Ab-initio study about the structural, optoelectronic, magnetic, and elastic properties of novel combinations of 2D MXenes M3C2 (M= Zr, Mo) for energy harvesting applications

Abstract

The persistent acceleration of the industrialization is in fact escalating the gravity of the energy crisis, thus driving the advancement of the renewable energy sector. For this purpose, MXenes have gained considerable attention as a novel class of energy materials owing to their unique physical properties and structure. The CASTEP modeling and simulation code based on Density Functional Theory (DFT) with PBE-GGA approach is employed to investigate the structural, optoelectronic, magnetic, and mechanical properties of pristine M3C2 (M = Zr, Mo) MXenes. The energy-versus-volume optimization plots confirm the chemical stability of these MXenes with hexagonal crystal structures.
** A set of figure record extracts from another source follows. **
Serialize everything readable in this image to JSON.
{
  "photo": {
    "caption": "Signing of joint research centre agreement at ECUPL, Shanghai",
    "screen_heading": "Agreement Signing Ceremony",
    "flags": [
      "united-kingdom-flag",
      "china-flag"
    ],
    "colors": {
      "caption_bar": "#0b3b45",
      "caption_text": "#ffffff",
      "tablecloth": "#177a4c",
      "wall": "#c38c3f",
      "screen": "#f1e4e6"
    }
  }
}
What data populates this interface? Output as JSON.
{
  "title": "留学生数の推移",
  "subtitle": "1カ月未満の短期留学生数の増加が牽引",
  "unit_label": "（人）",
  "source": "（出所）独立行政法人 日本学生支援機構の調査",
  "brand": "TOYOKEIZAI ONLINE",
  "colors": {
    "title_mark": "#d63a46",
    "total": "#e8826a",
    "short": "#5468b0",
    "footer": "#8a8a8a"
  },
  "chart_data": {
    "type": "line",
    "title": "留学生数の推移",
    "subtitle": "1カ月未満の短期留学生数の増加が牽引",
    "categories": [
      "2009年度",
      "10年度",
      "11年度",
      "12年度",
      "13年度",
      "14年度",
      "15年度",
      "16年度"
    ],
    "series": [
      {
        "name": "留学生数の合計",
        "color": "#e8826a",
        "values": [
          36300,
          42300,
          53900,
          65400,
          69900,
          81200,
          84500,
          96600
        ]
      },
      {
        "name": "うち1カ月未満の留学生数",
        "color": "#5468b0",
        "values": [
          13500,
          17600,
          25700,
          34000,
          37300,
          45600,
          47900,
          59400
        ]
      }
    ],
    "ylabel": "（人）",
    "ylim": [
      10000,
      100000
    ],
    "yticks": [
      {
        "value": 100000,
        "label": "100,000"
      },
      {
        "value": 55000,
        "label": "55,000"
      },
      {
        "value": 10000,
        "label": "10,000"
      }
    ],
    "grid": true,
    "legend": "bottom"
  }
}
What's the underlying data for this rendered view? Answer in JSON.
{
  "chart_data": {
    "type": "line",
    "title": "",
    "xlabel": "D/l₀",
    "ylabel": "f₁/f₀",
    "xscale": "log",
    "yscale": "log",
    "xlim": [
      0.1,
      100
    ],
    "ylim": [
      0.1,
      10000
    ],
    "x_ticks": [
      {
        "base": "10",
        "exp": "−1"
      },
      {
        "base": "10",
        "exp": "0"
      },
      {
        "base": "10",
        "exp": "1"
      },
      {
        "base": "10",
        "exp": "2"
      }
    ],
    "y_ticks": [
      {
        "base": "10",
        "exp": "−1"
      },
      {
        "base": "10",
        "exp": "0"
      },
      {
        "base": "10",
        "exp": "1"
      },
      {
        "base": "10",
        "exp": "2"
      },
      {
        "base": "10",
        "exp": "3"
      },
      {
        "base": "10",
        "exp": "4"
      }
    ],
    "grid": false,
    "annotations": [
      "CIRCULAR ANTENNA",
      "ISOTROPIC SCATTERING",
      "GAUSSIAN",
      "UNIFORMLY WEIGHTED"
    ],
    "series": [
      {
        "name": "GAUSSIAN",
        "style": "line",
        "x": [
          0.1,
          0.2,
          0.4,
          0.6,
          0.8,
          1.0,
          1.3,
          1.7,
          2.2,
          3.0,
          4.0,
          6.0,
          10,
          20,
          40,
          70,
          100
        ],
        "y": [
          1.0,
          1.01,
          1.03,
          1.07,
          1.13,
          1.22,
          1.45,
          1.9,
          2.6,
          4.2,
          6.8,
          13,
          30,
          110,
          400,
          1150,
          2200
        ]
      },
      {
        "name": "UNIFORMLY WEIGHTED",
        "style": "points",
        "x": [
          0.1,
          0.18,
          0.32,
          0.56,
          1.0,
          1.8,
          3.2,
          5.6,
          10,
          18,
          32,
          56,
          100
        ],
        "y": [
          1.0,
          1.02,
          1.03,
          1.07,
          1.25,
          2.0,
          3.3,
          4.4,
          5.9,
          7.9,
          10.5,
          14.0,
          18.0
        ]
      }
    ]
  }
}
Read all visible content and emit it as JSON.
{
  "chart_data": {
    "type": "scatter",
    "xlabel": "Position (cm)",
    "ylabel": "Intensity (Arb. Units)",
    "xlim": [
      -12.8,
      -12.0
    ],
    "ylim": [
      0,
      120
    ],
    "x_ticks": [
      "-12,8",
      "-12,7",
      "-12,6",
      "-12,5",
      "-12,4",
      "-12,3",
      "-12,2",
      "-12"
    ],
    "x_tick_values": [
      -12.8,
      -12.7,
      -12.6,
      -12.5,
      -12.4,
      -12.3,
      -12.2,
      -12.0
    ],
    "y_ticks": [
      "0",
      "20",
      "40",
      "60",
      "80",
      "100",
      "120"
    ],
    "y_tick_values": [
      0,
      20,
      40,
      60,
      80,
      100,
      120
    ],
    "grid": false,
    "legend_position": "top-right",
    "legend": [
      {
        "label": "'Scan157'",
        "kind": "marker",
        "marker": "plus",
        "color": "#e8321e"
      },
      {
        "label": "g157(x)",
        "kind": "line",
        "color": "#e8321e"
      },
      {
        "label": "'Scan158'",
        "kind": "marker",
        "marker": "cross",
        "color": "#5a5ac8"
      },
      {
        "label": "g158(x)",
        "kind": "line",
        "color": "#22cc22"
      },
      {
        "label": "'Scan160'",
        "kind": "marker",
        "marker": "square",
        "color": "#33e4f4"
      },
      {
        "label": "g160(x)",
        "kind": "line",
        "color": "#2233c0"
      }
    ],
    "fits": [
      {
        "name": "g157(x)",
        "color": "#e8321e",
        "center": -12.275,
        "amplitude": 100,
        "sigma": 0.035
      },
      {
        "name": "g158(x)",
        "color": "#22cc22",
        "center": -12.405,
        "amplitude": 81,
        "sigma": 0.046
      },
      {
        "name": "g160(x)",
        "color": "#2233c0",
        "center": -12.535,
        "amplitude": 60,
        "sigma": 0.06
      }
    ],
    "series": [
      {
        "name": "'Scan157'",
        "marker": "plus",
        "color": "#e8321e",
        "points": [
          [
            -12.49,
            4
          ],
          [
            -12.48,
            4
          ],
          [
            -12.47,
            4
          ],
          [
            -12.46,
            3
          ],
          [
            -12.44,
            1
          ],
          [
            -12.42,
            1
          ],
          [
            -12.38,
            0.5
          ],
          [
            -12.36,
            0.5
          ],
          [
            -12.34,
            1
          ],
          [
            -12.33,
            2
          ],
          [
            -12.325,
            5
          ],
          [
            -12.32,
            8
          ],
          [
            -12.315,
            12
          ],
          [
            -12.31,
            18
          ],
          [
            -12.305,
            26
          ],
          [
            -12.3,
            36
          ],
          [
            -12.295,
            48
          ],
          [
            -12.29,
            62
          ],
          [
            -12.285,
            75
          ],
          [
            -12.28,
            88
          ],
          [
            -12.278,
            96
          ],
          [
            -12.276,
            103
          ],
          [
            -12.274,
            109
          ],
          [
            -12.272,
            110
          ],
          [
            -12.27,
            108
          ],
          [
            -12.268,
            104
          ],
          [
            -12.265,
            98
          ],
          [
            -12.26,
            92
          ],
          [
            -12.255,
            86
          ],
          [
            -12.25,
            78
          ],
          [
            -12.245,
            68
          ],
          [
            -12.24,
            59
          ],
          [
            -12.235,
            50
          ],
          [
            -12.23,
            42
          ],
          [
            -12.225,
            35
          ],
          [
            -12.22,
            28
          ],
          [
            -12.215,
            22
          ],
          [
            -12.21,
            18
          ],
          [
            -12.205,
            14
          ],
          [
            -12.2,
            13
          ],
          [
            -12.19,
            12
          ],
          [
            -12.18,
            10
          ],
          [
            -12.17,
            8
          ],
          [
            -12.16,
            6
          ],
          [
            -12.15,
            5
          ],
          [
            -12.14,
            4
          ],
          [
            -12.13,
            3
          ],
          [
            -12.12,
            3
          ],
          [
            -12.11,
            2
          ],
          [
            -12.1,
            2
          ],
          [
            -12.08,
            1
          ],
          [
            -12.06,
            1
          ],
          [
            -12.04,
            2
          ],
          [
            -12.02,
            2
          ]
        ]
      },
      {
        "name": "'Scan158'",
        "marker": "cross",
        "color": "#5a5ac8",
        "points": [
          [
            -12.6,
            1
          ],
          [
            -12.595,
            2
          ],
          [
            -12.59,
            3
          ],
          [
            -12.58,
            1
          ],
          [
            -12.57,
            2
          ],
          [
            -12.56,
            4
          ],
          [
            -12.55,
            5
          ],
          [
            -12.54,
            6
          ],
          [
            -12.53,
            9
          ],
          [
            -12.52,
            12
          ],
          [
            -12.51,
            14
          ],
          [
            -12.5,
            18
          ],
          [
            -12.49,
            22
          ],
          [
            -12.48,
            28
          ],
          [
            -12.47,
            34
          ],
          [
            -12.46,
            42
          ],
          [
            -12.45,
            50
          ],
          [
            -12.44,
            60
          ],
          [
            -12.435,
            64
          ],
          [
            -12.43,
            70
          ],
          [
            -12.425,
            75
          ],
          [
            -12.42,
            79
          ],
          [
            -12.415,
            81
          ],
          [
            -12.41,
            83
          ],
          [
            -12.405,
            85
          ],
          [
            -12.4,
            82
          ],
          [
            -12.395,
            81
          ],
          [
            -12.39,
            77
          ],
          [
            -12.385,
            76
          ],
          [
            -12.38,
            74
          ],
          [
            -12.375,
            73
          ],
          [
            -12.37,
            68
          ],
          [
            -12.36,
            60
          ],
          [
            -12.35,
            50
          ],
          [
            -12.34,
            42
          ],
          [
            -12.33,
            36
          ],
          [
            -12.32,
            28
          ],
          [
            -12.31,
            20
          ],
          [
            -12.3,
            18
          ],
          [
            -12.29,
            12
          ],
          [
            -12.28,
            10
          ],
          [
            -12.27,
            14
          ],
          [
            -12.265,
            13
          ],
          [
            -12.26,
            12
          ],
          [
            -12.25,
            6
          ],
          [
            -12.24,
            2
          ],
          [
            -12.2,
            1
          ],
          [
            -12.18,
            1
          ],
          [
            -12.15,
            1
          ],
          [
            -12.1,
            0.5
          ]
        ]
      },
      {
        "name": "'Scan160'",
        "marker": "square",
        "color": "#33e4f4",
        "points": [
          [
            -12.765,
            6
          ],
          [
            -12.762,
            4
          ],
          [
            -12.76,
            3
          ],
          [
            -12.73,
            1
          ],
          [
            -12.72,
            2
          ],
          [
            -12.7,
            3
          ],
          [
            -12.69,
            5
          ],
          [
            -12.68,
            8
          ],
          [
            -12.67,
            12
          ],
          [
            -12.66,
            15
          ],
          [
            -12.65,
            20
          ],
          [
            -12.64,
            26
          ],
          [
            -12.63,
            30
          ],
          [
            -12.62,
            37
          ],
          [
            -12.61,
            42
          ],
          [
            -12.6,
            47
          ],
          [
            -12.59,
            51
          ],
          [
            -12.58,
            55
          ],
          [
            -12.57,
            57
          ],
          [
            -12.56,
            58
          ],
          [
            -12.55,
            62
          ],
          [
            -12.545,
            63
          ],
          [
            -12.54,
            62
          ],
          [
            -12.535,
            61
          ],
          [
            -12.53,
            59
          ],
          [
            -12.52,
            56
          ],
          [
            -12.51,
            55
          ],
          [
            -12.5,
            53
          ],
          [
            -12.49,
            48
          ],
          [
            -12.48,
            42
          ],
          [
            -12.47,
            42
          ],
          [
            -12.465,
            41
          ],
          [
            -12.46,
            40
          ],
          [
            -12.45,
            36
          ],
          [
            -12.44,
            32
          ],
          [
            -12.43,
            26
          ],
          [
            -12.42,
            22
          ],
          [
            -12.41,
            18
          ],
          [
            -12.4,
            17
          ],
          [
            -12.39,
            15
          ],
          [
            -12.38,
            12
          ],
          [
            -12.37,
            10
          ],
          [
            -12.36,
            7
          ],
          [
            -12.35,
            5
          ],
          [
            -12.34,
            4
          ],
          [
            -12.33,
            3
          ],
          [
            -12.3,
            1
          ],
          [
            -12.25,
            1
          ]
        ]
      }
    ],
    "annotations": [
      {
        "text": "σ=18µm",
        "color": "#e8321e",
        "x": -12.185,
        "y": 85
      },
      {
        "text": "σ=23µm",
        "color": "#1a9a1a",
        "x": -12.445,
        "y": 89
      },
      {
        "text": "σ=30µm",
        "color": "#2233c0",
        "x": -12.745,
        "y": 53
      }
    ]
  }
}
Occurrence of overlaid energy states at the Fermi level (EF) in the band structures and density of states affirmed these MXenes to be metallic materials. Their mechanical stability is certified through elastic parameters determined through Voigt-Reuss-Hill approximation. In accordance with the detailed magnetic analysis, Zr3C2 is antiferromagnetic whereas Mo3C2 is paramagnetic material having net magnetic moment of 2μв. Additionally, Zr3C2 and Mo3C2 both exhibit remarkable conductivity with its peak happening at 2.70 (fs)−1 and 3.15 (fs)−1, respectively. This comprehensive analyses indicate that these MXenes can be potential one for various energy harvesting applications.